Moved by the stories they heard about the children of Tanzania, the 7th and 8th grade students donated from their hearts to help feed children in Tanzania….their generosity will touch the lives of well over 1,000 kids on the other side of the world!

Kudos to all of these amazing students!

"Piga Picha"

It was a beautiful sunny day in Seela, Tanzania. I’m playing with the children outside. A little boy, probably about 7 years old motions to me to follow him. He has a shy smile on his face and he speaks quickly and with a measure of determination. I pick out the Swahili words “njoo” (“come”) and “nyumbani” (“at home”). “You want me to come to your house? Mimi na wewe? Nyumbani yangu?”

He nods. So we go hand in hand. We walk down the road a short way and then down a dirt path to his home.

He shows me where the calabash are growing. “Piga picha” he says….”Take a picture” (by now, all of the children are well acquainted with the magic of my camera). I take a photo, show him the photo on the camera, and he nods.

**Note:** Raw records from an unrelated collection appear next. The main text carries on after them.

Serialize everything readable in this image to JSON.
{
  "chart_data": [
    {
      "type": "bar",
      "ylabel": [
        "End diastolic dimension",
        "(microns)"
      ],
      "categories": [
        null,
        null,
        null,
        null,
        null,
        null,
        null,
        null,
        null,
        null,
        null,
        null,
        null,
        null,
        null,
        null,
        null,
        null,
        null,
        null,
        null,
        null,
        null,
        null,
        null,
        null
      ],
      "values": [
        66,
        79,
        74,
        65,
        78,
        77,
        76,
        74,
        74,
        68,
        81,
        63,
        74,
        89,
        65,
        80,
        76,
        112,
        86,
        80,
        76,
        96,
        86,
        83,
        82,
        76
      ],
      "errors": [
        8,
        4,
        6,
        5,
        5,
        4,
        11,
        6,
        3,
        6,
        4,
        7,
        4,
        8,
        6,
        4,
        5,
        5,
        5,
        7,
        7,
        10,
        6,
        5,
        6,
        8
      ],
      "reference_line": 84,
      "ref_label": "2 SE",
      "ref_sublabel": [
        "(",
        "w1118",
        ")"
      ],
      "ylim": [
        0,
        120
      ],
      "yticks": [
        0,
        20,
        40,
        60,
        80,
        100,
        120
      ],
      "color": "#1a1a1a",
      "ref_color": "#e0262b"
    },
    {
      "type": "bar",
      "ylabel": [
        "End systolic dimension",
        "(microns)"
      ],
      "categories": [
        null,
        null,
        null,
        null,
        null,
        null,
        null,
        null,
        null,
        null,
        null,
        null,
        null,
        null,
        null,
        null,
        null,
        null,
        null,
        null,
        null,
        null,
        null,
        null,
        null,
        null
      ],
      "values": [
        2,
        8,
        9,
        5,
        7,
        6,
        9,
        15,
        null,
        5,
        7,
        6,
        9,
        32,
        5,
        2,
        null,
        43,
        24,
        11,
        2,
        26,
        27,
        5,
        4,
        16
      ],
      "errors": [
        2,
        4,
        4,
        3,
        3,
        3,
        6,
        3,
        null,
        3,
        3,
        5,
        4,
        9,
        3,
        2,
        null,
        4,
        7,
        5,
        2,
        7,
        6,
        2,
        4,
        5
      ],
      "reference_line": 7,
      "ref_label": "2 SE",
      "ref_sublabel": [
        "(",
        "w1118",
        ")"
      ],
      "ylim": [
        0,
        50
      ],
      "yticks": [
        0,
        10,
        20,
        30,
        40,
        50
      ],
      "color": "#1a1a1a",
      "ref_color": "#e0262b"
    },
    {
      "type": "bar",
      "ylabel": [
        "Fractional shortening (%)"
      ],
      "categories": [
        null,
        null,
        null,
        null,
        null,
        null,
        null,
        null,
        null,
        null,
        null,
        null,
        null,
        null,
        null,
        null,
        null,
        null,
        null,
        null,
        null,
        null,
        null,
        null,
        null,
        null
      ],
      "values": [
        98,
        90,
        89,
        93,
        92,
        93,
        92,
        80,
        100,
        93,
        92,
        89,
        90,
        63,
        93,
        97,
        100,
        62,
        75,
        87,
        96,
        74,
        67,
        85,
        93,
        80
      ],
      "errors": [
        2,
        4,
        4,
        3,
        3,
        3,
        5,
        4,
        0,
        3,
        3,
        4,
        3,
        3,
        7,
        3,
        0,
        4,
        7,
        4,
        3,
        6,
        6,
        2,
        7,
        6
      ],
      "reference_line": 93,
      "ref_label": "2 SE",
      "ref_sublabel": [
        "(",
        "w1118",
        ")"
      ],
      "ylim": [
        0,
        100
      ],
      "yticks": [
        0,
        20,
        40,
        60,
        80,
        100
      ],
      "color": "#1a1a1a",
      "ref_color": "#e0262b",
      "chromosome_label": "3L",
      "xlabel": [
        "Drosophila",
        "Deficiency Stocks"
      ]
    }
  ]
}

We walk closer to the house. He takes me over to his brother and we greet each other… ”Hujambo Mama” ”Sijambo” “Habari za leo” “Nzuri, asante, nawe” “Salaam sana” “Asante”.

The little boy stands by the coffee tree where his brother is picking red, ripe coffee berries. “Piga picha” he says again. And I take a picture, delighted as he is with these photo opportunities. “Piga picha” again as he kneels down by the bucket of red coffee berries, and then as he stands first by the goat, and then in the doorway of his home, built of rough timber and a tin roof, gaps between the boards big enough to peer through.

Each time, he checks the camera to make sure I took the photos. Each time looking with a nod of confirmation and a shy smile.

He then pulls me by the hand, around to the back of the house.

I am not prepared for that I will see. My hand goes to cover my mouth as I stifle my unexpected intake of breath. The realization rocks me.

This is the little boy who people in the village had been talking about quietly in the days since my arrival in the village. This is the little boy whose mother had died the week before.

He had brought me to her grave.

“Mama Sue,” he said solemnly, almost a whisper, “piga picha.” It was my turn to nod.

As he stood there next to the rough wooden cross on which his mother’s name was painted, I silently complied with his simple request. “Piga picha.”

A picture of a little boy at his mother’s grave. That must have been how I looked as a child, standing at my own mother’s grave – 40 years earlier – when I was 7 years old.

The cycle of life and death never changing.